Il 13 maggio 1939 salpava dal porto di Amburgo la nave St. Louis, transatlantico battente bandiera tedesca, con a bordo 937 profughi di cui 930 ebrei. Le autorità tedesche avevano concesso loro di lasciare la Germania, dopo averne confiscato i beni. Partivano dotati di visto turistico per Cuba, per lasciarsi alle spalle le persecuzioni e l’incubo dei “campi”.
Ma Cuba, che nel frattempo aveva modificato le leggi sull’immigrazione, non li accettò né come turisti né come rifugiati e solo pochi di loro, una trentina, ebbero il permesso di sbarco.
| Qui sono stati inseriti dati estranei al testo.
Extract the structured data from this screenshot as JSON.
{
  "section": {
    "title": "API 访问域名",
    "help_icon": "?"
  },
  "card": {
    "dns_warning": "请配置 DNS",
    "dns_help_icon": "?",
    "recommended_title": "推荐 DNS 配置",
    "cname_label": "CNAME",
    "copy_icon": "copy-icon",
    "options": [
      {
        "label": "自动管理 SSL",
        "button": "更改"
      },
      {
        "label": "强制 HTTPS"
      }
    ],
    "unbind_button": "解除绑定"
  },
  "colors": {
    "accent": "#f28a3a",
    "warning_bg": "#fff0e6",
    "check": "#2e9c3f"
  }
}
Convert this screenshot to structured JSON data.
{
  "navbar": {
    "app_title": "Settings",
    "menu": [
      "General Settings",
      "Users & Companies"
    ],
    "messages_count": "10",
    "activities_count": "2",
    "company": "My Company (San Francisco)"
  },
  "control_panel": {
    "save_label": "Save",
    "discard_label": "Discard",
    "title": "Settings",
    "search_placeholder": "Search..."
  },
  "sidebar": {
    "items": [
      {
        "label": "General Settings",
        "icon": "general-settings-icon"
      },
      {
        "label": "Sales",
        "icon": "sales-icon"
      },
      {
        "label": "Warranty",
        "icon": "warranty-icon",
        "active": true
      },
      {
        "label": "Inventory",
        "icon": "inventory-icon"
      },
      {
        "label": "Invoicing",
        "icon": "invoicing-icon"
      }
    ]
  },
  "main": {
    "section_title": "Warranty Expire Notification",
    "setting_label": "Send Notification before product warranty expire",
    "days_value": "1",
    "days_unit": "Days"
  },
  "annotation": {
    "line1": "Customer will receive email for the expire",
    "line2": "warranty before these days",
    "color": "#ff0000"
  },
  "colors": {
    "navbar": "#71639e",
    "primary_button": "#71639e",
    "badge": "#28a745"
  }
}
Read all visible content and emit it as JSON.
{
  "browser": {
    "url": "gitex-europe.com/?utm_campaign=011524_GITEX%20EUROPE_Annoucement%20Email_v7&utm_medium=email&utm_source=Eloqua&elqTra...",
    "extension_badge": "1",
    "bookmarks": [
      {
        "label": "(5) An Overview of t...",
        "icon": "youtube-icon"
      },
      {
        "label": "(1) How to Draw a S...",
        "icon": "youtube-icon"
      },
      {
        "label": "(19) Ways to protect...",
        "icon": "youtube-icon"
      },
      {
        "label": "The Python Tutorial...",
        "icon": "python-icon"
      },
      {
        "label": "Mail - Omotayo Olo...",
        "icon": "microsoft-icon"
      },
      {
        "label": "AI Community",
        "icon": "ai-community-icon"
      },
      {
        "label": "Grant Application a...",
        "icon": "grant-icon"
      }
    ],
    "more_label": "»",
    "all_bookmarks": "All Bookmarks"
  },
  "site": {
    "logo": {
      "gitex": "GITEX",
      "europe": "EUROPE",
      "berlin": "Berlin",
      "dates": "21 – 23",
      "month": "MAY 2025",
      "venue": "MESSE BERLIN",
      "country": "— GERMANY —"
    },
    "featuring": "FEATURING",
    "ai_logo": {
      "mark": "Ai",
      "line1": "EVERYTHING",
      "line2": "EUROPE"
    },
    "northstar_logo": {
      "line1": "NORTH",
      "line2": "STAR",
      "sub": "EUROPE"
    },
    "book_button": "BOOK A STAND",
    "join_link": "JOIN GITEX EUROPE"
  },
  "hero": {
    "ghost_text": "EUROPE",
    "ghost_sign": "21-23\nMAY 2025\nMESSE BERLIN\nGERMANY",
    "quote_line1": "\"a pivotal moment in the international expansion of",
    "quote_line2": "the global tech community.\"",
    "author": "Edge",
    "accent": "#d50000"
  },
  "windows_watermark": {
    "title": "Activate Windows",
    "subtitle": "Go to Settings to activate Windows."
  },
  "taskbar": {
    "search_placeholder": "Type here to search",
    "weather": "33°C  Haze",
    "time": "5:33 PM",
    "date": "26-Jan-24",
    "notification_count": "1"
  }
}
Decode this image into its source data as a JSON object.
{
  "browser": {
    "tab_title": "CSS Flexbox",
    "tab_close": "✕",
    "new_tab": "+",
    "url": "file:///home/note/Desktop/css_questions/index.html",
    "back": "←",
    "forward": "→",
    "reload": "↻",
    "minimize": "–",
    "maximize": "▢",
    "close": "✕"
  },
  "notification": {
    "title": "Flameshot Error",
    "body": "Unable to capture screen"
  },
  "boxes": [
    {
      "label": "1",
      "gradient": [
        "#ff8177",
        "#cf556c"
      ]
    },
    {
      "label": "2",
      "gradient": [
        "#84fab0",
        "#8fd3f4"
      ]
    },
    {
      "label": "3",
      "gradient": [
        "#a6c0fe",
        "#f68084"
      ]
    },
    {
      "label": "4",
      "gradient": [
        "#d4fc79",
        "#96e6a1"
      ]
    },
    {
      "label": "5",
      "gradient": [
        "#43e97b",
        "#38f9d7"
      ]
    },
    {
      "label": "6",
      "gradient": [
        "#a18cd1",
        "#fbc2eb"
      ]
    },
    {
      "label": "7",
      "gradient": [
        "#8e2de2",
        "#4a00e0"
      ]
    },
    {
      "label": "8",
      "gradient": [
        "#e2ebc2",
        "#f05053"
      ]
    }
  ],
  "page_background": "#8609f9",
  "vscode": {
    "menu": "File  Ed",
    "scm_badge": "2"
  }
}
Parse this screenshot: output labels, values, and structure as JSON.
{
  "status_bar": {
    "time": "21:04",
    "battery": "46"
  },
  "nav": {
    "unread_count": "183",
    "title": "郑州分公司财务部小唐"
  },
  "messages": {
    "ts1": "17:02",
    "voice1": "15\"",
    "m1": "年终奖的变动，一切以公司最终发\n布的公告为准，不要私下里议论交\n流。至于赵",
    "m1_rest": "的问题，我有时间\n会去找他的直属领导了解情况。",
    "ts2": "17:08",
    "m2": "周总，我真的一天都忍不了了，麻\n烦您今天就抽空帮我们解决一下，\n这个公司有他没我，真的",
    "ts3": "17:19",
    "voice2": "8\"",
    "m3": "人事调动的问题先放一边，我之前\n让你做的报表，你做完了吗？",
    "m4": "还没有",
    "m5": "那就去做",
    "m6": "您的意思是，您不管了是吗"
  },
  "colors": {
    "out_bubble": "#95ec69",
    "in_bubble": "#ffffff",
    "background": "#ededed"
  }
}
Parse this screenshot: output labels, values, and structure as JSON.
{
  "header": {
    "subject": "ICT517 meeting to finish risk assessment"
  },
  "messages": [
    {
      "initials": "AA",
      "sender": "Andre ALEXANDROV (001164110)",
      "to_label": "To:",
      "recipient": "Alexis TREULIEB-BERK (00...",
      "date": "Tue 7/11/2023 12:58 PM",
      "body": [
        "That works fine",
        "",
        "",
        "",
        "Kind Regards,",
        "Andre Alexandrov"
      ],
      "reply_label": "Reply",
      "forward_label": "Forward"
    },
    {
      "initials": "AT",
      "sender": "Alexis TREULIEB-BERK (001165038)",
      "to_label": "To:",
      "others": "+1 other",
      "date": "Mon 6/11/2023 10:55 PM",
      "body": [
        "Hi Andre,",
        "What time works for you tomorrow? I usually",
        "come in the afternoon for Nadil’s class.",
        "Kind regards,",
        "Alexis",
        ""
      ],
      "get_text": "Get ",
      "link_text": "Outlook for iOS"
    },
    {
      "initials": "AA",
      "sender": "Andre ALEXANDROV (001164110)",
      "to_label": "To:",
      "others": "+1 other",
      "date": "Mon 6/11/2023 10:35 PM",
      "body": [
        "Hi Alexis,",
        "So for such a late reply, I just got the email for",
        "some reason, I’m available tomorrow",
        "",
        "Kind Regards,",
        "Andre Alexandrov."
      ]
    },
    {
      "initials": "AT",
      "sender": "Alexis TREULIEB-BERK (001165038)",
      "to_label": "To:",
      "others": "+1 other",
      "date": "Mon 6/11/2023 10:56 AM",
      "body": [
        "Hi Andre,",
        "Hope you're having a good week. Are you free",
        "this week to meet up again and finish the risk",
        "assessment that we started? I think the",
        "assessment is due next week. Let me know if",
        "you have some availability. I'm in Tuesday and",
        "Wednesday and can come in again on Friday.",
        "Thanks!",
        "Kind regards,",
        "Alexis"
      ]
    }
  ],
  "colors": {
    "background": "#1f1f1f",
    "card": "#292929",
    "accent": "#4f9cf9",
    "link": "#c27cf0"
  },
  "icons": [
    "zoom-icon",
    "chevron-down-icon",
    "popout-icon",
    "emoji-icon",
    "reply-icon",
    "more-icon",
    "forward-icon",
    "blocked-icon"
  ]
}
Il presidente cubano (Federico Laredo Brú) temeva che scoppiassero disordini se avesse accolto un così alto numero di persone che non avrebbero potuto provvedere a se stesse, nonostante le organizzazioni ebraiche americane offrissero di provvedere al loro sostentamento fino a quando avessero trovato una più stabile sistemazione.La nave allora navigò verso la Florida, ma nemmeno i porti degli Stati Uniti si aprirono. Roosevelt aveva varato le quote annuali di immigrazione oltre le quali non era disposto ad andare, perché il paese stava uscendo faticosamente dalla crisi del ’29 e voleva pensare ai “suoi disoccupati”. E così la nave non poté approdare e nessuno poté sbarcare.
E non meglio andò con il tentativo successivo (Canada) perché anche i porti canadesi rimasero chiusi. Qui addirittura il responsabile dell’immigrazione alla domanda su quanti ebrei fosse disposto ad accogliere rispose: «None is too many» («Nessuno è anche troppo»). I porti rimasero chiusi. Così come non si aprirono i porti dei paesi sudamericani che pure furono coinvolti.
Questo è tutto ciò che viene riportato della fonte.